Beberapa hari terakhir beredar petisi online terkait kasus Renjana (bukan nama sebenarnya) yang merupakan korban kekerasan seksual ditambah lagi dengan kriminalisasi oleh pihak keluarga pelak. Kriminalisasi tersebut dianggap sebagai upaya menghambat proses pemulihan terhadap Renjana yang merupakan korban kekerasan seksual.
Renjana merupakan gadis berusia 16 tahun yang dibawa lari oleh pacarnya R yang berusia 22 tahun. Keduanya warga Kota Padang. Keluarga korban yang tidak terima dengan perbuatan pelaku kemudian melapor ke Polsek Koto Tengah, Sumatera Barat. Pelaku pun ditangkap polisi. Namun keluarga pelaku mengajak keluarga korban berdamai dan memberikan uang sebesar Rp 20 juta rupiah yang kemudian digunakan untuk pengobatan korban.

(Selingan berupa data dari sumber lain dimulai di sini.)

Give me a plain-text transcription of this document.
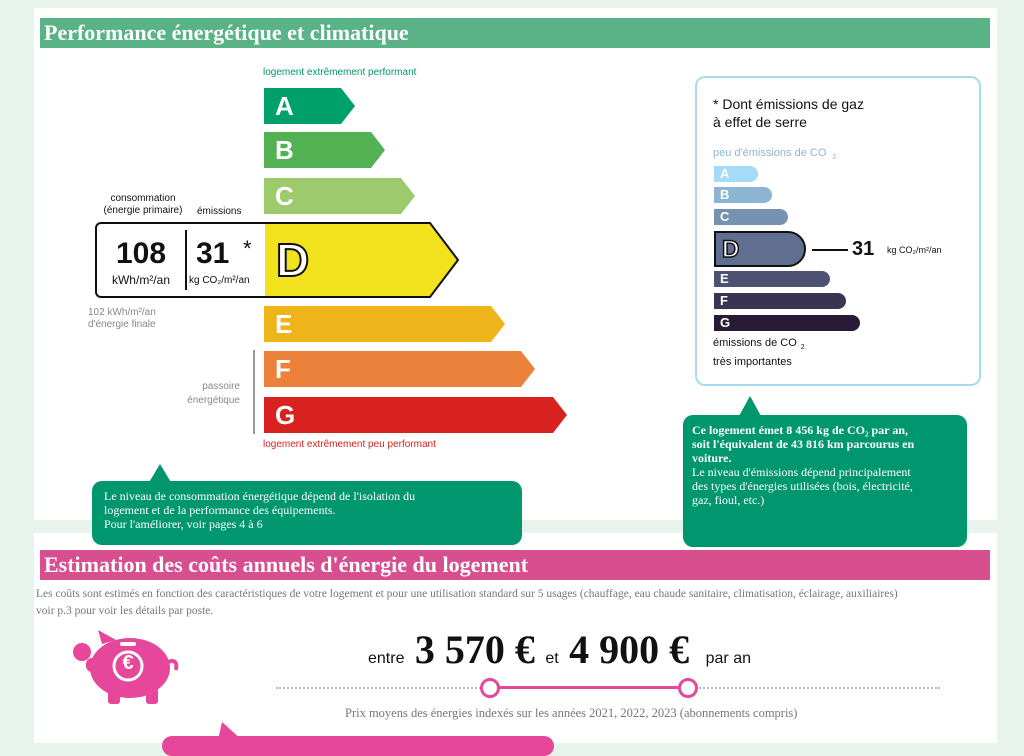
Performance énergétique et climatique
logement extrêmement performant
A
B
C
D
E
F
G
logement extrêmement peu performant
consommation
(énergie primaire)	émissions
108
kWh/m²/an
31 *
kg CO₂/m²/an
102 kWh/m²/an
d'énergie finale
passoire
énergétique
Le niveau de consommation énergétique dépend de l'isolation du
logement et de la performance des équipements.
Pour l'améliorer, voir pages 4 à 6
* Dont émissions de gaz
à effet de serre
peu d'émissions de CO $_2$
A
B
C
D
E
F
G
31 kg CO₂/m²/an
émissions de CO $_2$
très importantes
Ce logement émet 8 456 kg de CO₂ par an,
soit l'équivalent de 43 816 km parcourus en
voiture.
Le niveau d'émissions dépend principalement
des types d'énergies utilisées (bois, électricité,
gaz, fioul, etc.)
Estimation des coûts annuels d'énergie du logement
Les coûts sont estimés en fonction des caractéristiques de votre logement et pour une utilisation standard sur 5 usages (chauffage, eau chaude sanitaire, climatisation, éclairage, auxiliaires)
voir p.3 pour voir les détails par poste.
€	entre 3 570 € et 4 900 € par an
Prix moyens des énergies indexés sur les années 2021, 2022, 2023 (abonnements compris)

Tentunya keluarga pelaku berharap dengan pemberian uang tersebut, kasus pelaporan terhadap pelaku bisa dicabut. Namun tidak semudah itu, karena korban merupakan anak di bawah umur, sehingga kasusnya tetap diproses. Keluarga pelaku kesal dan kemudian menggugat keluarga korban dengan kasus penggelapan dana sebesar Rp 20 juta rupiah. Keluarga korban yang tertekan kemudian mengembalikan uang sebesar Rp 12 juta rupiah dan emas, karena uang yang diberikan keluarga pelaku kepada keluarga korban sebenarnya sudah digunakan untuk biaya pengobatan Renjana, yang mengalami penderitaan fisik serta psikis.

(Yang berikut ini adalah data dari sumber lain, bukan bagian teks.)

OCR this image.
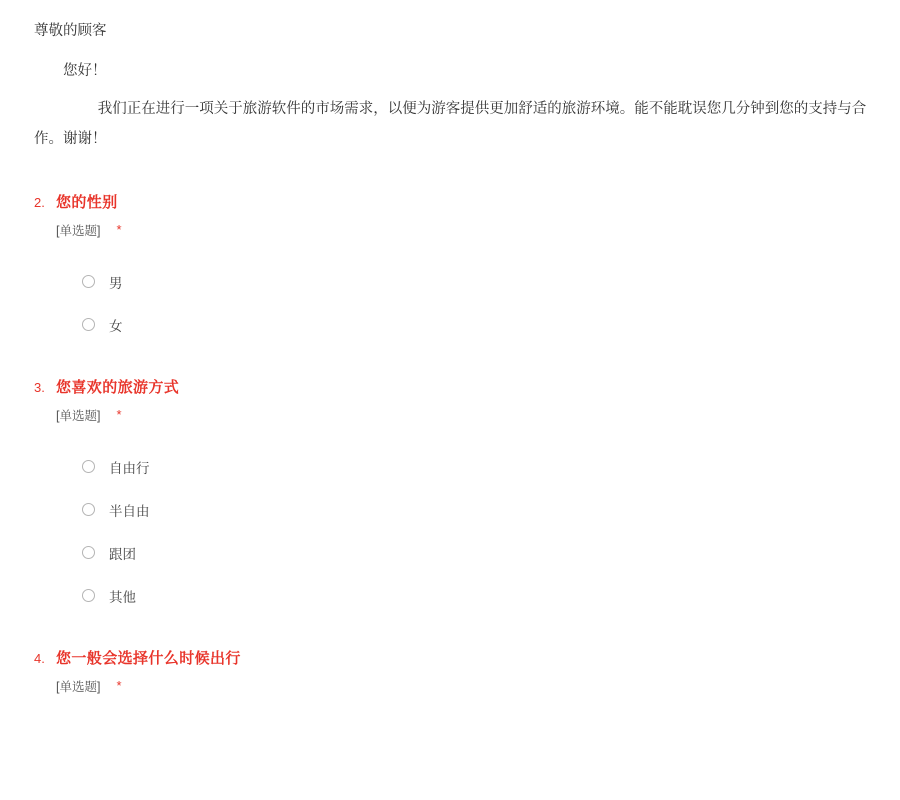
尊敬的顾客

您好！

我们正在进行一项关于旅游软件的市场需求，以便为游客提供更加舒适的旅游环境。能不能耽误您几分钟到您的支持与合作。谢谢！

2. 您的性别
[单选题] *
男
女
3. 您喜欢的旅游方式
[单选题] *
自由行
半自由
跟团
其他
4. 您一般会选择什么时候出行
[单选题] *
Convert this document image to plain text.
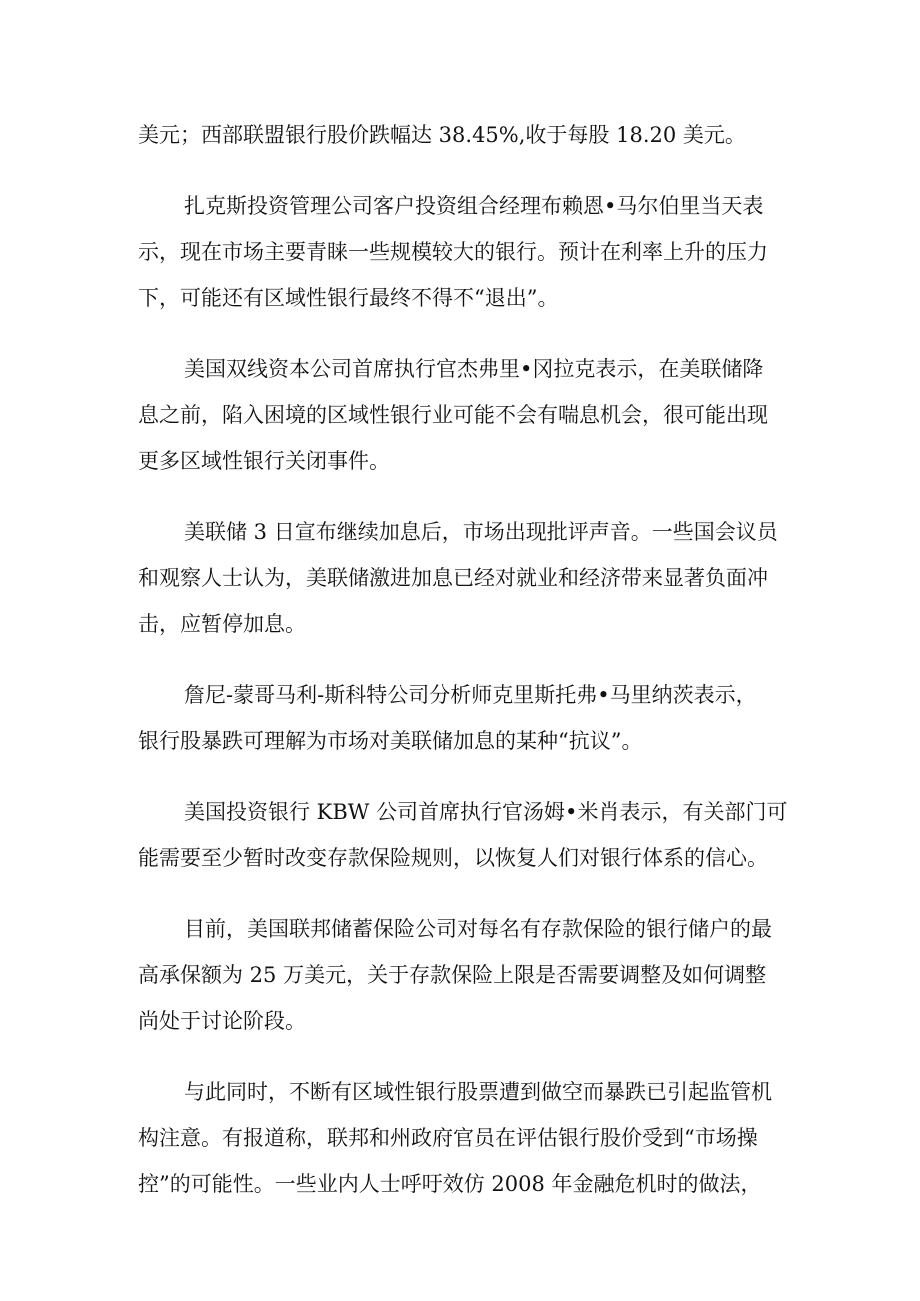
美元；西部联盟银行股价跌幅达 38.45%,收于每股 18.20 美元。
扎克斯投资管理公司客户投资组合经理布赖恩•马尔伯里当天表
示，现在市场主要青睐一些规模较大的银行。预计在利率上升的压力
下，可能还有区域性银行最终不得不“退出”。
美国双线资本公司首席执行官杰弗里•冈拉克表示，在美联储降
息之前，陷入困境的区域性银行业可能不会有喘息机会，很可能出现
更多区域性银行关闭事件。
美联储 3 日宣布继续加息后，市场出现批评声音。一些国会议员
和观察人士认为，美联储激进加息已经对就业和经济带来显著负面冲
击，应暂停加息。
詹尼-蒙哥马利-斯科特公司分析师克里斯托弗•马里纳茨表示，
银行股暴跌可理解为市场对美联储加息的某种“抗议”。
美国投资银行 KBW 公司首席执行官汤姆•米肖表示，有关部门可
能需要至少暂时改变存款保险规则，以恢复人们对银行体系的信心。
目前，美国联邦储蓄保险公司对每名有存款保险的银行储户的最
高承保额为 25 万美元，关于存款保险上限是否需要调整及如何调整
尚处于讨论阶段。
与此同时，不断有区域性银行股票遭到做空而暴跌已引起监管机
构注意。有报道称，联邦和州政府官员在评估银行股价受到“市场操
控”的可能性。一些业内人士呼吁效仿 2008 年金融危机时的做法，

SCROLL TO CONTINUE WITH CONTENT
Kasus Renjana hanyalah satu dari sekian banyak korban kekerasan seksual yang hak-haknya terabaikan. Padahal korban kekerasan seksual tidak hanya menderita secara fisik, namun juga secara psikis. Itulah mengapa Rancangan Undang-Undang Penghapusan Kekerasan Seksual ( RUU PKS) hadir untuk melindungi korban kekerasan seksual seperti Renjana dan Renjana-Renjana lain yang saat ini masih terabaikan.
Angin Segar
Setelah 12 tahun terabaikan keberadaannya, masuknya kembali RUU PKS dalam Program Legislasi Nasional (Prolegnas) 2021 menjadi angin segar untuk para korban kekerasan seksual dan pihak-pihak yang selama ini memperjuangkan RUU PKS agar bisa disahkan menjadi Undang-Undang.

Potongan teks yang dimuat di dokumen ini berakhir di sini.